Writing rights. Sketch in your journal, pen a thank u note, email a longtime pal, craft your dreams on paper...and note the healing u feel.
One day last week, I came across a note page in the back of my daily planner. Dated 12/16/09, it displayed the following hand-scrawled header: “Things I Can Do to Make Tomorrow Better.” Below that, was this list:
- Take a mid-morning java break;
- Buy flowers for my office desk;
- Take a walk at lunchtime;
- Do yoga stretches at my desk;
- Take a10-minute afternoon break to do deep breathing.
I honestly cannot tell you what precipitated the development of this sketch for a better day.

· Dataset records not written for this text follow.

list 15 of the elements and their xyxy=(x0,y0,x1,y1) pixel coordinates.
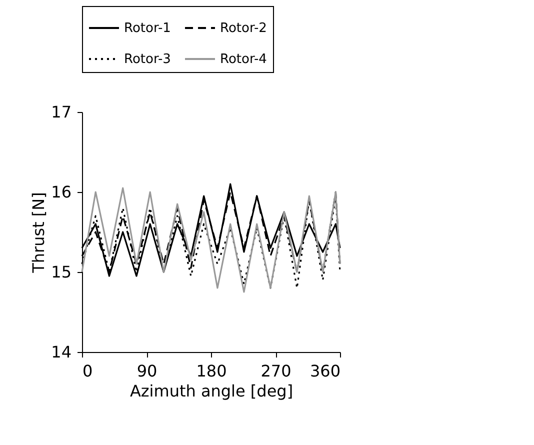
legend-label: Rotor-1 xyxy=(124,21,171,36)
x-tick-label: 360 xyxy=(310,362,340,380)
x-tick-label: 270 xyxy=(260,362,292,380)
x-axis-title: Azimuth angle [deg] xyxy=(130,382,294,400)
x-tick-label: 0 xyxy=(82,362,93,380)
legend-label: Rotor-2 xyxy=(220,21,267,36)
x-tick-label: 90 xyxy=(136,362,158,380)
y-tick-label: 15 xyxy=(51,262,72,282)
x-tick-label: 180 xyxy=(196,362,227,380)
y-axis-title: Thrust [N] xyxy=(29,192,48,274)
legend-label: Rotor-3 xyxy=(124,52,171,67)
y-tick-label: 14 xyxy=(51,342,72,362)
y-tick-label: 16 xyxy=(51,182,72,202)
y-tick-label: 17 xyxy=(51,102,72,122)
legend-label: Rotor-4 xyxy=(220,52,267,67)
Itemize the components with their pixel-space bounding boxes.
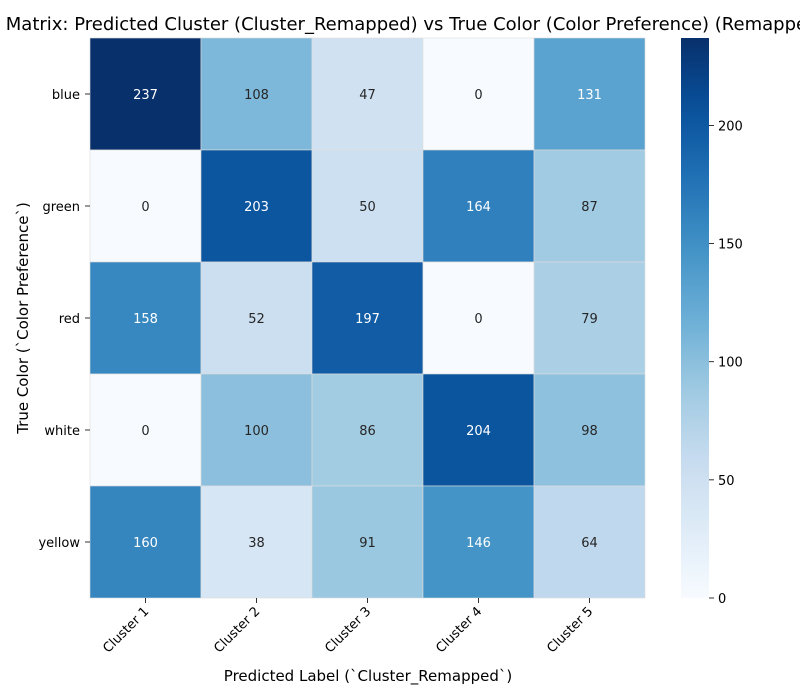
colorbar-gradient bbox=[681, 38, 709, 598]
cell-value-label: 100 bbox=[244, 424, 269, 439]
heatmap-cell bbox=[533, 149, 646, 263]
y-axis-label: True Color (`Color Preference`) bbox=[14, 202, 32, 435]
heatmap-cells: 237 108 47 0 131 0 203 50 164 87 158 52 197 0 79 0 100 86… bbox=[89, 37, 646, 599]
y-tick-label: green bbox=[42, 200, 80, 215]
heatmap-cell bbox=[89, 37, 202, 151]
cell-value-label: 79 bbox=[581, 312, 598, 327]
y-tick-label: red bbox=[59, 312, 80, 327]
x-tick-label: Cluster 3 bbox=[322, 604, 374, 656]
x-axis-ticks: Cluster 1 Cluster 2 Cluster 3 Cluster 4 Clus… bbox=[100, 598, 596, 656]
x-tick-label: Cluster 4 bbox=[433, 604, 485, 656]
cell-value-label: 87 bbox=[581, 200, 598, 215]
cell-value-label: 52 bbox=[248, 312, 265, 327]
x-tick-label: Cluster 2 bbox=[211, 604, 263, 656]
cell-value-label: 203 bbox=[244, 200, 269, 215]
colorbar-tick-label: 200 bbox=[718, 119, 743, 134]
heatmap-cell bbox=[533, 373, 646, 487]
colorbar-tick-label: 150 bbox=[718, 238, 743, 253]
cell-value-label: 98 bbox=[581, 424, 598, 439]
cell-value-label: 0 bbox=[141, 200, 149, 215]
y-axis-ticks: blue green red white yellow bbox=[38, 88, 90, 551]
colorbar-tick-label: 0 bbox=[718, 592, 726, 607]
heatmap-cell bbox=[311, 373, 424, 487]
heatmap-cell bbox=[311, 149, 424, 263]
y-tick-label: white bbox=[44, 424, 80, 439]
colorbar-tick-label: 50 bbox=[718, 474, 735, 489]
x-axis-label: Predicted Label (`Cluster_Remapped`) bbox=[224, 667, 512, 686]
heatmap-cell bbox=[311, 485, 424, 599]
heatmap-cell bbox=[422, 373, 535, 487]
cell-value-label: 164 bbox=[466, 200, 491, 215]
cell-value-label: 204 bbox=[466, 424, 491, 439]
cell-value-label: 86 bbox=[359, 424, 376, 439]
cell-value-label: 64 bbox=[581, 536, 598, 551]
cell-value-label: 158 bbox=[133, 312, 158, 327]
cell-value-label: 146 bbox=[466, 536, 491, 551]
cell-value-label: 91 bbox=[359, 536, 376, 551]
heatmap-cell bbox=[533, 37, 646, 151]
heatmap-cell bbox=[311, 37, 424, 151]
chart-title: Confusion Matrix: Predicted Cluster (Clu… bbox=[0, 14, 800, 35]
heatmap-cell bbox=[311, 261, 424, 375]
cell-value-label: 0 bbox=[141, 424, 149, 439]
heatmap-cell bbox=[422, 261, 535, 375]
y-tick-label: yellow bbox=[38, 536, 80, 551]
heatmap-cell bbox=[533, 261, 646, 375]
cell-value-label: 160 bbox=[133, 536, 158, 551]
heatmap-cell bbox=[89, 149, 202, 263]
cell-value-label: 0 bbox=[474, 88, 482, 103]
cell-value-label: 50 bbox=[359, 200, 376, 215]
heatmap-cell bbox=[422, 37, 535, 151]
cell-value-label: 197 bbox=[355, 312, 380, 327]
cell-value-label: 131 bbox=[577, 88, 602, 103]
heatmap-cell bbox=[533, 485, 646, 599]
heatmap-cell bbox=[200, 37, 313, 151]
heatmap-cell bbox=[200, 485, 313, 599]
cell-value-label: 237 bbox=[133, 88, 158, 103]
cell-value-label: 108 bbox=[244, 88, 269, 103]
cell-value-label: 38 bbox=[248, 536, 265, 551]
cell-value-label: 47 bbox=[359, 88, 376, 103]
y-tick-label: blue bbox=[52, 88, 80, 103]
cell-value-label: 0 bbox=[474, 312, 482, 327]
x-tick-label: Cluster 1 bbox=[100, 604, 152, 656]
colorbar: 0 50 100 150 200 bbox=[681, 38, 743, 607]
x-tick-label: Cluster 5 bbox=[544, 604, 596, 656]
colorbar-tick-label: 100 bbox=[718, 356, 743, 371]
heatmap-cell bbox=[89, 485, 202, 599]
heatmap-cell bbox=[200, 261, 313, 375]
heatmap-cell bbox=[200, 373, 313, 487]
heatmap-cell bbox=[200, 149, 313, 263]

I can only guess on the day it was written, I had rushed from meeting to meeting (or task to task)—without taking any sort of dedicated break, and/or experienced duress over a looming, ever-expanding “to do” list.
Here’s a probable scenario of what ensued as a result: During a moment of sheer “Yikes!” I sought to work things out for myself. My journal, generally, is the place where I do this. Knowing this would not be accessible to me at work, I found the “notes” section in the back of my daily planner and began formulating a plan to make the next day better than the one I was currently experiencing.
Perhaps my actions were not as beneficial as a journal writing session (This is where I can truly get in touch with what’s bothering me.). Yet, in a pinch, writing this list served its purpose. It allowed me to create a solution for how I was feeling on the day my plan was written, AND essentially, (by doing so) enabled me to subconsciously identify the initial problem (culprit=not dedicating needed time to nurture myself). Not bad!
Never underestimate the power of writing it down. Writing, after all, rights. T.